Attribution & Motif Analysis¶
This tutorial covers how to calculate sequence attributions, identify important subsequences (seqlets), and discover motifs using TF-MoDISco.
What Are Attributions?¶
Attributions quantify how much each base pair in the input sequence contributes to the model’s prediction. Cherimoya uses saturation mutagenesis — the effect of every possible single-nucleotide mutation — to compute importance scores.
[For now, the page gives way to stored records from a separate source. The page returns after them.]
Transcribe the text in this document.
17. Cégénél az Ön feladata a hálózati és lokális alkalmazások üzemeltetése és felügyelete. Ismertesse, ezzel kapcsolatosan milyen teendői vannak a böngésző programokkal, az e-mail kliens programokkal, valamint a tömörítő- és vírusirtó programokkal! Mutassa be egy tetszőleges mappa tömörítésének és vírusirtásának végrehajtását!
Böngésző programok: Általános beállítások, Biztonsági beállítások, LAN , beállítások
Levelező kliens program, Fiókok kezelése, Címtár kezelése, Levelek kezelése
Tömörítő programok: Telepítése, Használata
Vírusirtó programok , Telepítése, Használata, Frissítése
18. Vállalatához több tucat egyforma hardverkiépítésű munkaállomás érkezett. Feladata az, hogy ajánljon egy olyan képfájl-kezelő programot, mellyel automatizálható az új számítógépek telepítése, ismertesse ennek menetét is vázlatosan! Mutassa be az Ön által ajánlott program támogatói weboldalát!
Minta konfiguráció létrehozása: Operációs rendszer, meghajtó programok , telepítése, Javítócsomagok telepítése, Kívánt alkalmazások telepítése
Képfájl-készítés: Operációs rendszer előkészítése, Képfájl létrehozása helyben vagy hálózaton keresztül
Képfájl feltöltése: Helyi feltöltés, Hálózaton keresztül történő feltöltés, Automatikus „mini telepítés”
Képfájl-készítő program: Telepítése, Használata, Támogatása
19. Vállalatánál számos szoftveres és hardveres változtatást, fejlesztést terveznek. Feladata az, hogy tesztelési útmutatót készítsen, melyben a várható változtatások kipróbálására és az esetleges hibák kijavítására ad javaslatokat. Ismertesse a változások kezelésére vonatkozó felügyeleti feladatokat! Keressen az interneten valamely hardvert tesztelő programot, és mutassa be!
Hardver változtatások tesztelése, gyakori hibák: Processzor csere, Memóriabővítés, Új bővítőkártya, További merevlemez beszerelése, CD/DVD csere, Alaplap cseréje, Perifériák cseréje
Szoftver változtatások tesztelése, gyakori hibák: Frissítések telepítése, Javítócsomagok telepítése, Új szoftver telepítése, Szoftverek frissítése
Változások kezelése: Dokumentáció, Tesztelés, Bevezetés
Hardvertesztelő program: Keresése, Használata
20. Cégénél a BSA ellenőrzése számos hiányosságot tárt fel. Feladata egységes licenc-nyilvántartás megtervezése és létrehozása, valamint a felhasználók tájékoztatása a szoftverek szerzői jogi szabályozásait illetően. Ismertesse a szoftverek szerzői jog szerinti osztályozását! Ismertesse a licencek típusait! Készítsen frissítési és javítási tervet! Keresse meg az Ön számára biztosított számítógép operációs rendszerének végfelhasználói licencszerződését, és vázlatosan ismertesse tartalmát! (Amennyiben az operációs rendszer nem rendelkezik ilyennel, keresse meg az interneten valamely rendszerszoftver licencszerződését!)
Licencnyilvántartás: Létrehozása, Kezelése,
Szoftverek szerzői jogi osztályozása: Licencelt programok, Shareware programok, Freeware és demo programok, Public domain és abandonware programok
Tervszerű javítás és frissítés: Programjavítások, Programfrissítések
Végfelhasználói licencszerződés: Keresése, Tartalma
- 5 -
These scores can be used to:
Identify transcription factor binding sites
Discover de novo motifs
Understand regulatory grammar
Calculating Attributions via CLI¶
cherimoya attribute -p attribute_params.json
Example attribute_params.json:
{
"model": "my_model.torch",
"sequences": "/path/to/hg38.fa",
"loci": "peaks.narrowPeak",
"chroms": ["chr2", "chr4", "chr5"],
"output": "counts",
"batch_size": 512,
"device": "cuda",
"ohe_filename": "attributions.ohe.npz",
"attr_filename": "attributions.attr.npz",
"idx_filename": "attributions.idx.npy"
}
The output parameter controls what the attributions are calculated with
respect to:
"counts"— attribute to total predicted counts (recommended for most analyses)"profile"— attribute to the predicted profile shape
Calculating Attributions via Python¶
import torch
from tangermeme.saturation_mutagenesis import saturation_mutagenesis
from bpnetlite.bpnet import ControlWrapper, CountWrapper
from cherimoya import Cherimoya
# Load model
model = Cherimoya.load("my_model.torch", device="cuda")
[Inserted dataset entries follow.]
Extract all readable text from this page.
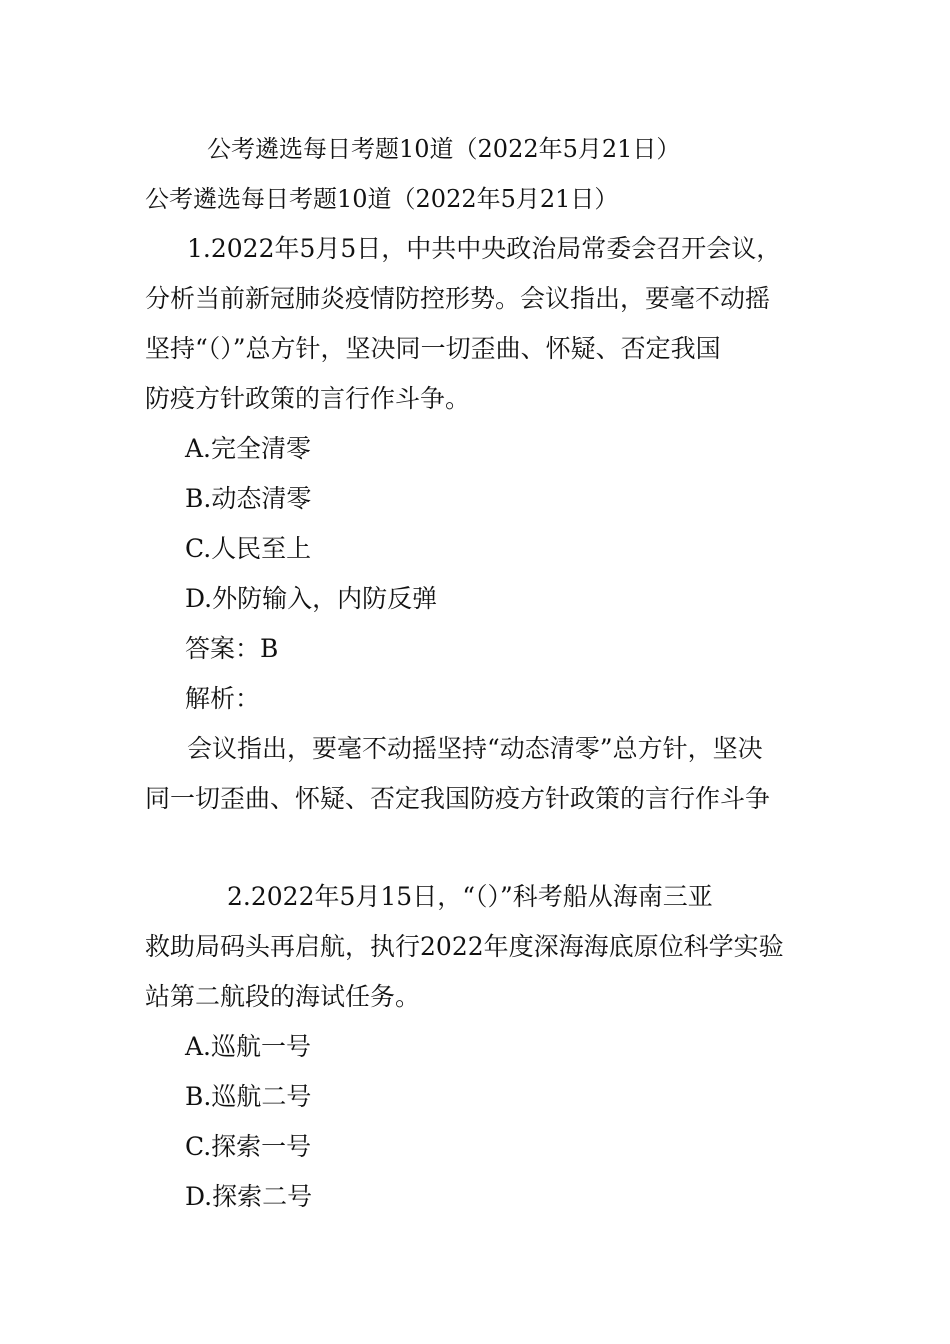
公考遴选每日考题10道（2022年5月21日）
公考遴选每日考题10道（2022年5月21日）
1.2022年5月5日，中共中央政治局常委会召开会议，
分析当前新冠肺炎疫情防控形势。会议指出，要毫不动摇
坚持“（）”总方针，坚决同一切歪曲、怀疑、否定我国
防疫方针政策的言行作斗争。
A.完全清零
B.动态清零
C.人民至上
D.外防输入，内防反弹
答案：B
解析：
会议指出，要毫不动摇坚持“动态清零”总方针，坚决
同一切歪曲、怀疑、否定我国防疫方针政策的言行作斗争
2.2022年5月15日，“（）”科考船从海南三亚
救助局码头再启航，执行2022年度深海海底原位科学实验
站第二航段的海试任务。
A.巡航一号
B.巡航二号
C.探索一号
D.探索二号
# Wrap for count-based attribution
if model.n_control_tracks > 0:
model = ControlWrapper(model)
wrapper = CountWrapper(model)
# Calculate attributions (hypothetical importance scores) over the
# central 400 bp window of each sequence.
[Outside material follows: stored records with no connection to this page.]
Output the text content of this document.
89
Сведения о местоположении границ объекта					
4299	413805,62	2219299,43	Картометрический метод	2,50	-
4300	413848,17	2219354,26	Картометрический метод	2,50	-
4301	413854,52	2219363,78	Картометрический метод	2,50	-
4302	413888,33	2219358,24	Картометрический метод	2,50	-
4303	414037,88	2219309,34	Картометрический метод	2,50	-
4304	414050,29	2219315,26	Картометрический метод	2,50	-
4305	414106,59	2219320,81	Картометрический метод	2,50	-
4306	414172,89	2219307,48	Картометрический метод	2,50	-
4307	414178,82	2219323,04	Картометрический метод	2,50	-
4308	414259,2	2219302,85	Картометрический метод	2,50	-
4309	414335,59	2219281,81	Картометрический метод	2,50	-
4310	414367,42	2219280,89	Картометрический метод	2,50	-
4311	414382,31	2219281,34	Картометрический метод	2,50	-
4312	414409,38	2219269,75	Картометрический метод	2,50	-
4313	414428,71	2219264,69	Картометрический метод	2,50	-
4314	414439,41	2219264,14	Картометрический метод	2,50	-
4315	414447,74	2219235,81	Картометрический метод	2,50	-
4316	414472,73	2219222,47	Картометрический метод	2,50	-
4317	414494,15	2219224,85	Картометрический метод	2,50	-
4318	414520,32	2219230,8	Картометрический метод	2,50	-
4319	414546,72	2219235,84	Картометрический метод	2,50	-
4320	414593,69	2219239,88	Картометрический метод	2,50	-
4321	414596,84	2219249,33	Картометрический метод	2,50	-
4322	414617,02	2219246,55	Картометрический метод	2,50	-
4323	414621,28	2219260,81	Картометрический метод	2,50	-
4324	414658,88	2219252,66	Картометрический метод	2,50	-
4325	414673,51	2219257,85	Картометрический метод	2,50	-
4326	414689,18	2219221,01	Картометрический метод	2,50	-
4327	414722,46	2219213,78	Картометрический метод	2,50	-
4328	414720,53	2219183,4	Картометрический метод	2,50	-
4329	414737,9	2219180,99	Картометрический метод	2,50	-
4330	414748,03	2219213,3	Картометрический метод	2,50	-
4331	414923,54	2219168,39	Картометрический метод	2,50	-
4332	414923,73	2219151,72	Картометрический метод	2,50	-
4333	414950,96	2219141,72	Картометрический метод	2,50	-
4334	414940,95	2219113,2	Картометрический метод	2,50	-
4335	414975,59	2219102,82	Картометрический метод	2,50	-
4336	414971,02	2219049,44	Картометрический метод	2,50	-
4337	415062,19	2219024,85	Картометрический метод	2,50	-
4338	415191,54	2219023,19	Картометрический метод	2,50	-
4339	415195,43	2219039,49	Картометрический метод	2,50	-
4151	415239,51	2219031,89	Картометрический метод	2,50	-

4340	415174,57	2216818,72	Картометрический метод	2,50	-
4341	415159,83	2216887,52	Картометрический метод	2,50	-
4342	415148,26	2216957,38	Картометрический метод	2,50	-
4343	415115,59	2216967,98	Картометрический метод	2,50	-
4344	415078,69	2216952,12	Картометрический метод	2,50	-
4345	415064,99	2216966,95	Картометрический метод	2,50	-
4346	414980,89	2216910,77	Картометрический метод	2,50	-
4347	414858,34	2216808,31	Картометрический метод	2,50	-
mid = X_sequences.shape[-1] // 2
X_attr = saturation_mutagenesis(
wrapper, X_sequences,
batch_size=512,
device='cuda',
hypothetical=True,
start=mid - 200,
end=mid + 200,
)
Identifying Seqlets¶
Seqlets are contiguous subsequences with high attribution scores that likely correspond to functional elements like transcription factor binding motifs.
Via CLI:
cherimoya seqlets -p seqlet_params.json
Via Python:
from tangermeme.seqlet import recursive_seqlets
# Combine one-hot encoding and attributions
importance = (X_attr * X_ohe).sum(dim=1)
seqlets = recursive_seqlets(
importance,
threshold=0.01,
min_seqlet_len=4,
max_seqlet_len=25,
additional_flanks=3,
)
TF-MoDISco Motif Discovery¶
TF-MoDISco groups similar seqlets into motif patterns. This is run automatically as part of the pipeline, or manually:
modisco motifs \
-s attributions.ohe.npz \
-a attributions.attr.npz \
-n 100000 \
-o modisco_results.h5
modisco report \
-i modisco_results.h5 \
-o modisco_report/ \
-s ./
Marginalization Experiments¶
Marginalization experiments measure the causal effect of motif instances by inserting them into neutral backgrounds:
cherimoya marginalize -p marginalize_params.json
This produces a report showing how each motif affects the predicted profile and counts when inserted into negative (non-peak) sequences.
Note
Marginalization requires a motif database file in the MEME format. Most databases will provide a file of this format. If you are looking for a database to use, we recommend JASPAR2026.